The book, about a Maori boy who faces bullying and racism, won the top prize at the 2013 New Zealand Post Children's Book Awards.

It contains explicit descriptions of sex and drug use, as well as an offensive term for female genitalia.

Dawe said he was "thrilled" by the decision from the Film and Literature Board of Review.

"It has restored my faith in New Zealand's legal system," he said.

Image caption Ted Dawe had called the ban 'heavy-handed and draconian'

The book's publisher, Penguin Random House, said it was "a victory for freedom of expression and the right of authors and publishers to deal with the challenging social issues young people face today in high-quality works of literature".

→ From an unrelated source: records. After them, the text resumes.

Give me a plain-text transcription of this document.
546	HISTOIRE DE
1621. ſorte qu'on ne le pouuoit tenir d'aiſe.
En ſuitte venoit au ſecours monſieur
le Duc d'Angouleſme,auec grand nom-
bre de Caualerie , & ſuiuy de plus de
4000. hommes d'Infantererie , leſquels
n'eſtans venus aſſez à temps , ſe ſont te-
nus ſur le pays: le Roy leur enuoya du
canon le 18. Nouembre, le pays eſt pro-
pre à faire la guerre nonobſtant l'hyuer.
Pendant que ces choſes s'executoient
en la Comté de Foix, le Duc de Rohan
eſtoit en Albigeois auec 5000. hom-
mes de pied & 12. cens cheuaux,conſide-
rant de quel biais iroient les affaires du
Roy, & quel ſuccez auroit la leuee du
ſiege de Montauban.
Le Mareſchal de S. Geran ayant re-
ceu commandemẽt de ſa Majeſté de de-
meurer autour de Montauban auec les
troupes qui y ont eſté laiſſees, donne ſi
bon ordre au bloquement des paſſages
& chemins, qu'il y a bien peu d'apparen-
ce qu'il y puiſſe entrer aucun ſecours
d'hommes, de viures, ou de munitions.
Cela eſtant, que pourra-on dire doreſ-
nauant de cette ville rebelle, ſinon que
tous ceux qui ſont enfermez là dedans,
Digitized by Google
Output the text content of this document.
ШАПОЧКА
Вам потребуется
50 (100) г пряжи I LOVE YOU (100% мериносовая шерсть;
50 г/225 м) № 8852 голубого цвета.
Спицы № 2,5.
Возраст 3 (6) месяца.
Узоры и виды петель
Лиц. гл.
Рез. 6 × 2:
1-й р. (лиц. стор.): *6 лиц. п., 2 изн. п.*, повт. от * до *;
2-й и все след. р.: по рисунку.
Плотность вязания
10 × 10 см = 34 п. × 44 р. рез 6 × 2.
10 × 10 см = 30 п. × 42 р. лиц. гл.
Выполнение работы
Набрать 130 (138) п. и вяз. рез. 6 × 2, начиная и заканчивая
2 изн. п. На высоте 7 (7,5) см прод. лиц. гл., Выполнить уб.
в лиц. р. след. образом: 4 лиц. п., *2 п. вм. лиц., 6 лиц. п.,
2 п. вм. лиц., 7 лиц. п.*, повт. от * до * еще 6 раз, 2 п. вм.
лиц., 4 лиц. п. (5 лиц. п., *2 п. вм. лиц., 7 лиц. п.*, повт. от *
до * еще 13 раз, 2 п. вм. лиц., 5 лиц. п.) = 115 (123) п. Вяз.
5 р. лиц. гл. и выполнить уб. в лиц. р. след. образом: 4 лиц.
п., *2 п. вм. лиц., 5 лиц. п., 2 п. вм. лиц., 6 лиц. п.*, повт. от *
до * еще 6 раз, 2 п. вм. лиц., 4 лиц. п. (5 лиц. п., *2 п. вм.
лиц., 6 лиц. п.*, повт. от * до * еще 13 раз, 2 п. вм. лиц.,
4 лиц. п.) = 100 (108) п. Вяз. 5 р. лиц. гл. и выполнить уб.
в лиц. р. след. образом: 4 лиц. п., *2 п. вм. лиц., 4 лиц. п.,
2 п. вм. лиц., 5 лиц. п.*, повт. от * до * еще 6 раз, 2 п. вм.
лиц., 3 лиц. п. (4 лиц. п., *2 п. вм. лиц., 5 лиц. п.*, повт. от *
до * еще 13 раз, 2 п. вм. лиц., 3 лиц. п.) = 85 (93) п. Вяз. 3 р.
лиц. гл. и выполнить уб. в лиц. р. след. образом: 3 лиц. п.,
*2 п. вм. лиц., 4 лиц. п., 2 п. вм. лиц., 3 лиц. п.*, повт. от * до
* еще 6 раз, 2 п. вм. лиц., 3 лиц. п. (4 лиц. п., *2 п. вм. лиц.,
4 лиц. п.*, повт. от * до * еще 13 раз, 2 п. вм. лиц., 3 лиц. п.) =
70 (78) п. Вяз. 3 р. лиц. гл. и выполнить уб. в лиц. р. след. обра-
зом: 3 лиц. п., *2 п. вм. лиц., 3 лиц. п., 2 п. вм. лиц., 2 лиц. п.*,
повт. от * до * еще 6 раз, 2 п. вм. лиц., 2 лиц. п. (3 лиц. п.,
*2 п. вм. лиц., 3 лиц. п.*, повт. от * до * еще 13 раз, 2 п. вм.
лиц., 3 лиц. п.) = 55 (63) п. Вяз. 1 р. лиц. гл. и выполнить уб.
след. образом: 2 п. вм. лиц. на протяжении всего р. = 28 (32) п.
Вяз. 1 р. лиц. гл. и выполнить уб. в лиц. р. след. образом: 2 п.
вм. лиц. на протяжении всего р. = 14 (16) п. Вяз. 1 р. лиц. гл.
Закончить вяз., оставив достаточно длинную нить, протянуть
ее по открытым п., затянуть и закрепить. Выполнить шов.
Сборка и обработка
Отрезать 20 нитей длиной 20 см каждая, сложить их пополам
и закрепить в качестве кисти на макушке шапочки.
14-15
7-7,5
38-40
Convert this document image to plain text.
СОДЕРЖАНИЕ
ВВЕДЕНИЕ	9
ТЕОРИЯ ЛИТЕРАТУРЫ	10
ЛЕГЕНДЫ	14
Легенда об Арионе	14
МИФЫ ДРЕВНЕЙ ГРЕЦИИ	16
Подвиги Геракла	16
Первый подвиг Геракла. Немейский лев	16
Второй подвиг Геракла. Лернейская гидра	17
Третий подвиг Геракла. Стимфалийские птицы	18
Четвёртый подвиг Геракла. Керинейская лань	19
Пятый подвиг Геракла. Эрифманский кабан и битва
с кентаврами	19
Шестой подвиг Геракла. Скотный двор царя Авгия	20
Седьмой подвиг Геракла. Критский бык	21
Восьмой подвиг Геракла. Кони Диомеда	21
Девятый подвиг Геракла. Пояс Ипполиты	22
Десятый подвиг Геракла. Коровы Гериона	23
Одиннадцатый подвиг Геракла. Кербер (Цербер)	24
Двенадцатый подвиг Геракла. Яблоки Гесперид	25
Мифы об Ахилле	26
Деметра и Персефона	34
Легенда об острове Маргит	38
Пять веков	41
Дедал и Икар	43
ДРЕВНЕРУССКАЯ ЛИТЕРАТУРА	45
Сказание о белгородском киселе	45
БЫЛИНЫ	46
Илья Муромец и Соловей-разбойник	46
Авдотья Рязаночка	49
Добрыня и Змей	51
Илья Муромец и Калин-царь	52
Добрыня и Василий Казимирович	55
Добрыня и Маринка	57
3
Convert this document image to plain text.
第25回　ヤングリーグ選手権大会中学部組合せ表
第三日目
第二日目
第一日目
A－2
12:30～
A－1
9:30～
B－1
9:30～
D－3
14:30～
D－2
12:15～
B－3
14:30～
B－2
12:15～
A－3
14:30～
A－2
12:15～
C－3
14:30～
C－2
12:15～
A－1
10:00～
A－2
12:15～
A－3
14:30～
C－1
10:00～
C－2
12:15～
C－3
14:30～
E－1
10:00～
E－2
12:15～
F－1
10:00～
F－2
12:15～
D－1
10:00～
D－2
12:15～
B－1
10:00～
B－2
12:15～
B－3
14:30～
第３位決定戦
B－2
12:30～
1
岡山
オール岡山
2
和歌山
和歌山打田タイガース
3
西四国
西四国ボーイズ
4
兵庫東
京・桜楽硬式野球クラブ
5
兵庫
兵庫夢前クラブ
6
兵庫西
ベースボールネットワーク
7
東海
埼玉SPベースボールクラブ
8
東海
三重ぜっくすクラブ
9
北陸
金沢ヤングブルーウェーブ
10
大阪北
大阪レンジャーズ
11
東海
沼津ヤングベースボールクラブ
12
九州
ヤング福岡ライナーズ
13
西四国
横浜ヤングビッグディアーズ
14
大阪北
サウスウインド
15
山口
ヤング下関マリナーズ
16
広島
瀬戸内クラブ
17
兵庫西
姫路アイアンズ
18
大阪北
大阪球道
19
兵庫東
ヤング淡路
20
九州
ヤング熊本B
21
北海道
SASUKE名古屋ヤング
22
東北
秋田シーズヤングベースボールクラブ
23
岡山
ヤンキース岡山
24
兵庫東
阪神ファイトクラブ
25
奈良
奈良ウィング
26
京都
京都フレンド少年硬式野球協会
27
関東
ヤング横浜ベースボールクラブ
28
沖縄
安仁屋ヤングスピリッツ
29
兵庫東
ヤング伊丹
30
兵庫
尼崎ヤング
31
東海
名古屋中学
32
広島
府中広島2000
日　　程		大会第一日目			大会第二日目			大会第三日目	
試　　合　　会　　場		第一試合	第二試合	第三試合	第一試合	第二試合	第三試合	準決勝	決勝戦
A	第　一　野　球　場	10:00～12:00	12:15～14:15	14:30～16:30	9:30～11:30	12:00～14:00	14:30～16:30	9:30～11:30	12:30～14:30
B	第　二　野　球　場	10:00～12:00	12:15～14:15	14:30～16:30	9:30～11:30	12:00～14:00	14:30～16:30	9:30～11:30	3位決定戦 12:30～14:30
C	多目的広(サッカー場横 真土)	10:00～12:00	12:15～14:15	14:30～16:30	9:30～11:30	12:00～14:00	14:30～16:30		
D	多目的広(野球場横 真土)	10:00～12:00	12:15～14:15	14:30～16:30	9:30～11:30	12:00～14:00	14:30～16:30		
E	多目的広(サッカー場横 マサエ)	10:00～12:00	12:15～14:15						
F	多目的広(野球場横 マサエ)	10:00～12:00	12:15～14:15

Under the ban, selling the book - and having it in schools and libraries - could have led to a fine of up to NZ$3,000 (£1,300) for individuals and NZ$10,000 (£4,400) for companies.

It led to outrage not just from Dawe, who described the ban as "heavy-handed and draconian", but from many other authors too.

"I don't know whether I'm that happy living in a country which does those sorts of things to books and to writers," said Dawe at the time.

He said his book reflected the reality of teenage life, and that to ban it while books with a high-sex content, such as Fifty Shades of Grey, were given the all-clear was "almost sinister".

The Film and Literature Board of Review issued the interim ban after Family First said it had received more than 400 letters about Into the Woods from concerned parents.

The group wanted the novel to be given a restriction rating of R18. The ban was to allow the review board time to consider the complaint.